As a new academic year starts, children around the country are going back to school and settling into new classes. Meanwhile, parents, educators, policy experts, and politicians are gearing up again to monitor and measure student learning—and preparing to ask the hard questions about whether or not the children in their care are getting the best possible education. Hard questions sometimes elicit hard answers, and often it is the students themselves who know the answers better than the adults in charge. But we seldom ask the students, and when they do speak up, we rarely pay attention to what they have to say. Last spring, Justin Hudson, a student who knows the questions and answers well, spoke up about equity in education. We all need to listen to Justin’s words.
Justin was a senior at Hunter College High School in New York City, and he had been chosen to deliver the graduation speech for his class. Hunter is a public school for grades 7-12 that has a national reputation for excellence and sends a quarter of its graduates on to Ivy League schools—a figure many private schools would envy. But Hunter’s students don’t resemble the student body at most of the city’s other public schools. They are considered intellectually gifted based on the results of an admission test written by the school’s teachers, and, as the New York Times recently noted, there are very few minority students at Hunter: while Hunter’s entering seventh grade class last year was 3% Black and 1% Hispanic, 70% of the students in the public school system as a whole are Black and Hispanic. Justin, who is Black and Hispanic himself, chose to address this obvious disparity in his speech—and this eighteen-year-old’s observations eloquently sum up one of the most urgent debates in education today.
Justin told the audience that as he stood at the podium reflecting on the stellar education he had received over the last six years, “More than anything else, today I feel guilty. I feel guilty because I don’t deserve any of this. And neither do any of you. We received an outstanding education at no charge based solely on our performance on a test we took when we were eleven-year-olds…We received superior teachers and additional resources based on our status as ‘gifted,’ while kids who naturally needed those resources much more than us wallowed in the mire of a broken system. And now, we stand on the precipice of our lives, in control of our lives, based purely and simply on luck and circumstance. If you truly believe that the demographics of Hunter represent the distribution of intelligence in this city, then you must believe that the Upper West Side, Bayside and Flushing are intrinsically more intelligent than the South Bronx, Bedford-Stuyvesant and Washington Heights, and I refuse to accept that.”

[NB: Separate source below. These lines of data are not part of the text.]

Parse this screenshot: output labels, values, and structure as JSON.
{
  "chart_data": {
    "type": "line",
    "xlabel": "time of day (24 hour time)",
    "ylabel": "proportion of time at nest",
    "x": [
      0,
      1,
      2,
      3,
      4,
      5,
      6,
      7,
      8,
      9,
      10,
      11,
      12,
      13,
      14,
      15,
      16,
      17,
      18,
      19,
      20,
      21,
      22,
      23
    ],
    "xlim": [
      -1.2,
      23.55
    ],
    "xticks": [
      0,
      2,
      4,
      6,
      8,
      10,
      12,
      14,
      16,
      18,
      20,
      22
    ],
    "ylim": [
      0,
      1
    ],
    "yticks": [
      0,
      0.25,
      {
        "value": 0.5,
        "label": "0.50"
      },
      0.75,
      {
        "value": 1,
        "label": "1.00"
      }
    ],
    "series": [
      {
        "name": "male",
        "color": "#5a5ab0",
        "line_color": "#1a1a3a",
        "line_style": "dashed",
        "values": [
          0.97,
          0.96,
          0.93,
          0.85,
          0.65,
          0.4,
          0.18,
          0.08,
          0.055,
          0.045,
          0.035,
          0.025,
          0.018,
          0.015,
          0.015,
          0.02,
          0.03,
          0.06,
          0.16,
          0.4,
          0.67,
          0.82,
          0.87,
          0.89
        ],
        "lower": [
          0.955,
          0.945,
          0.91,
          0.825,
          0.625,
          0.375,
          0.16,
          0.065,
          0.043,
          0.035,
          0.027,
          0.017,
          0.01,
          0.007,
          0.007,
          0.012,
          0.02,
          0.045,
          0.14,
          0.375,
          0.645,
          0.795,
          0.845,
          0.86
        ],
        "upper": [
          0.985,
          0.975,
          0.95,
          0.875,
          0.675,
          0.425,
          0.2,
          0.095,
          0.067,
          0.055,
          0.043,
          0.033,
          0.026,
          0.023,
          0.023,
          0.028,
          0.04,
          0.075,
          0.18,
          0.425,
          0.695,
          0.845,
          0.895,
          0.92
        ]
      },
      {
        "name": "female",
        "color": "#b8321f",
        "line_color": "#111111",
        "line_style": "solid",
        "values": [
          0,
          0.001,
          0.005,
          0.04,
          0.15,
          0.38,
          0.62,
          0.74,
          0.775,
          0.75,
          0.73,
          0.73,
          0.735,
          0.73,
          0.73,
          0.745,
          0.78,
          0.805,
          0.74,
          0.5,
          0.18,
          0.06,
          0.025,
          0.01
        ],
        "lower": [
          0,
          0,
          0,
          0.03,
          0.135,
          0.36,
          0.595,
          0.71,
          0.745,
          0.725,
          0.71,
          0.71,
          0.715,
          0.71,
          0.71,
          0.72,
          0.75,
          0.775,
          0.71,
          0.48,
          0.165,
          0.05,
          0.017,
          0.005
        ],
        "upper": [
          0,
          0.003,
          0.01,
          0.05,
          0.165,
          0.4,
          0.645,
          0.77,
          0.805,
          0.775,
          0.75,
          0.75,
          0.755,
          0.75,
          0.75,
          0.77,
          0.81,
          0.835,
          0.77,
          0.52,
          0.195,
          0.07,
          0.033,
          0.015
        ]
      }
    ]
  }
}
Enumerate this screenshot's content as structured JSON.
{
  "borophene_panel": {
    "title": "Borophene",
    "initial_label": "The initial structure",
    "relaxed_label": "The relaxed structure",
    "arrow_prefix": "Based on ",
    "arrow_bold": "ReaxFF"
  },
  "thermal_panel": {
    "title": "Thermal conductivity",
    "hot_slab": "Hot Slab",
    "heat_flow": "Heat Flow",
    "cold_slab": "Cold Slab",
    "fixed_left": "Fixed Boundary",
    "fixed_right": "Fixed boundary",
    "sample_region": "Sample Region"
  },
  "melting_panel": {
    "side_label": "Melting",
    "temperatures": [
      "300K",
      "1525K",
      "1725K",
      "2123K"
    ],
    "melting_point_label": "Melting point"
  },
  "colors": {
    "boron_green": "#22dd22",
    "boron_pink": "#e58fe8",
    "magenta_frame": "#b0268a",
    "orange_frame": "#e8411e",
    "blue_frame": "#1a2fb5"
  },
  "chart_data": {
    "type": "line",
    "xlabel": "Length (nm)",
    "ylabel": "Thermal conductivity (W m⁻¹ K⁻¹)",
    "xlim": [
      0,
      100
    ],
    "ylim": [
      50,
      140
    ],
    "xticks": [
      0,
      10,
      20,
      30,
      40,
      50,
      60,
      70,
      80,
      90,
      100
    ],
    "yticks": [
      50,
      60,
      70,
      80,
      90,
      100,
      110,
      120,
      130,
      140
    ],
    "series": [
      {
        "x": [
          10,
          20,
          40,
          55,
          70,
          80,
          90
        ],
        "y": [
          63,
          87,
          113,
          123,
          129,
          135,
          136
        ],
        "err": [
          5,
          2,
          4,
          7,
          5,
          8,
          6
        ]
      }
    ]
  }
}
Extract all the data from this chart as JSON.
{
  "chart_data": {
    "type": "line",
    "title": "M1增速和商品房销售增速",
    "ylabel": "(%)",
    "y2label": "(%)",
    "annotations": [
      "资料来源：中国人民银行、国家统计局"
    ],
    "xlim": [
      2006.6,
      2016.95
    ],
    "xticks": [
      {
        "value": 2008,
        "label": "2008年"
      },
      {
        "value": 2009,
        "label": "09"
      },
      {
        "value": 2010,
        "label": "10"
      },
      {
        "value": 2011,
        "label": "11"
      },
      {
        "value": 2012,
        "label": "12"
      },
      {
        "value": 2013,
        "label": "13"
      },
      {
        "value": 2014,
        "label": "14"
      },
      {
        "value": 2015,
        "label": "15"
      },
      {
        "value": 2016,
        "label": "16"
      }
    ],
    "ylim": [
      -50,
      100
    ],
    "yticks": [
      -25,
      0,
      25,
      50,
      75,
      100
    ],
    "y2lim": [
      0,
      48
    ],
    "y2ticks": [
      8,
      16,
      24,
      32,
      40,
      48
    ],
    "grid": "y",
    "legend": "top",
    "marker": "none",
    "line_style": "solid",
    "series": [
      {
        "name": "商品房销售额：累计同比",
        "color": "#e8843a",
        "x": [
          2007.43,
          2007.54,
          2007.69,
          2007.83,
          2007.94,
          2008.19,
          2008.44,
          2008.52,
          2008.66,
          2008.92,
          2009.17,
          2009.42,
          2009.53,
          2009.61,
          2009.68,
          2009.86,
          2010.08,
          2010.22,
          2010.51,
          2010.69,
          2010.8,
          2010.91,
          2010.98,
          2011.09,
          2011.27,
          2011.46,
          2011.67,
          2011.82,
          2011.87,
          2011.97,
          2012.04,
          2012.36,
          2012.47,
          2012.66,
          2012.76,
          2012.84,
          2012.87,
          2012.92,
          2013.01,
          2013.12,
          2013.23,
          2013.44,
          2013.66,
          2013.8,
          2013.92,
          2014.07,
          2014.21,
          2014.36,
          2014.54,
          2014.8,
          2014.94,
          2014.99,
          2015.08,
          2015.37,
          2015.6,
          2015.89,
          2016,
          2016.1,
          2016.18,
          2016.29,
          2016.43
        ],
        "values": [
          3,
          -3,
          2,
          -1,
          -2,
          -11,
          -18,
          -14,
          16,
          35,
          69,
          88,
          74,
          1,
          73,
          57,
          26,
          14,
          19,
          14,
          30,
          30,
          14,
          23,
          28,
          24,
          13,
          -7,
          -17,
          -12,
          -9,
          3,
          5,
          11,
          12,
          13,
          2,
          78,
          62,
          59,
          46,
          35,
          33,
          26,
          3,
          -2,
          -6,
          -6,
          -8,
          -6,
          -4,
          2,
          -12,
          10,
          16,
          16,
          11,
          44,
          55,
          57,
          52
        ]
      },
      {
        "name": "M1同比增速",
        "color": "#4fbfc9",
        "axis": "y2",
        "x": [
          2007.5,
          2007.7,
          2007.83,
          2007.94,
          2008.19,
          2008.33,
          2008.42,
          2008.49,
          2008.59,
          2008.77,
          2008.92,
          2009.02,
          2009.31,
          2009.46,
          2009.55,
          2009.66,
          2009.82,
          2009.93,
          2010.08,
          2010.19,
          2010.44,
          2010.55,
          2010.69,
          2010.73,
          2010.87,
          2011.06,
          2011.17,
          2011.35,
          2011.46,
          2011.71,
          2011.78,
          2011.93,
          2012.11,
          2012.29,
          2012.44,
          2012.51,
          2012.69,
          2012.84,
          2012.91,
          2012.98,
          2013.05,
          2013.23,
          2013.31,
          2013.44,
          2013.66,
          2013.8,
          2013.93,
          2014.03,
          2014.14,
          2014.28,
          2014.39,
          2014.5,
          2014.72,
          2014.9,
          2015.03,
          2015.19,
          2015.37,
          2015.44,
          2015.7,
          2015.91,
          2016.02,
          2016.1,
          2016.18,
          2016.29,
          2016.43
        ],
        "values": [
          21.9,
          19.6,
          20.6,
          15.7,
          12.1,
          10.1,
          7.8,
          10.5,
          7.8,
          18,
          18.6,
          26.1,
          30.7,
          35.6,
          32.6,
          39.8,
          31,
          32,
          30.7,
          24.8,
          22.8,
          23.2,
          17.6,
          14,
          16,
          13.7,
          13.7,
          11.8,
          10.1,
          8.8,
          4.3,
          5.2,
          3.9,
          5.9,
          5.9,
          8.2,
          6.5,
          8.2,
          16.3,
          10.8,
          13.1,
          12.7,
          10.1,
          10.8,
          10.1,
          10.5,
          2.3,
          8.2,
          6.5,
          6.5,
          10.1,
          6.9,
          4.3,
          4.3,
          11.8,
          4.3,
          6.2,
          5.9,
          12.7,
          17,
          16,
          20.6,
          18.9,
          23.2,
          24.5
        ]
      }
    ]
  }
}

Justin continued, “It is certainly not Hunter’s fault that socioeconomic factors inhibit the educational opportunities of some children from birth, and in some ways I forgive colleges and universities that are forced to review eighteen-year-olds, the end results of a broken system. But we are talking about eleven-year-olds. Four-year-olds. We are deciding children’s fates before they even had a chance. We are playing God, and we are losing. Kids are losing the opportunity to go to college or obtain a career, because no one taught them long division or colors. Hunter is perpetuating a system in which children, who contain unbridled and untapped intellect and creativity, are discarded like refuse. And we have the audacity to say they deserved it, because we’re smarter than them…I apologize if this is not the speech you wanted to hear…I apologize if I have not inspired you, or uplifted you, but we have failed to inspire and uplift an entire generation of children.”
Justin then explained that he didn’t mean his speech to be a moral lecture to his classmates because he understood that he had benefited from the current system just like everyone else in the room—but he now wanted to turn the guilt he felt for having being blessed with such tremendous opportunities into determination to help bring the same kinds of opportunities to other children, and he hoped others would join him. He said, “I do not know the capacity in which I will be able to make this world a better and more just place, but I strongly believe that education is the most effective means of creating social improvement, which is precisely why this is a battle we cannot concede…I hope that in the near future, education itself will not be a privilege for the few in this world [and] I hope that a quality education will not be a privilege for the few in this country.”
Making sure that a quality education is available to every child in our country—and is not just a privilege for a few—is indeed one of the great battles of our time. It is the unfinished business of the Civil Rights Movement and the task that will help determine America’s place on the global stage in a rapidly changing world. I am so grateful that a bright young leader like Justin is already sensitive enough to recognize that every child deserves an education like his and brave enough to speak out and join the fight to make that happen. We all need to pay attention to Justin’s words of wisdom.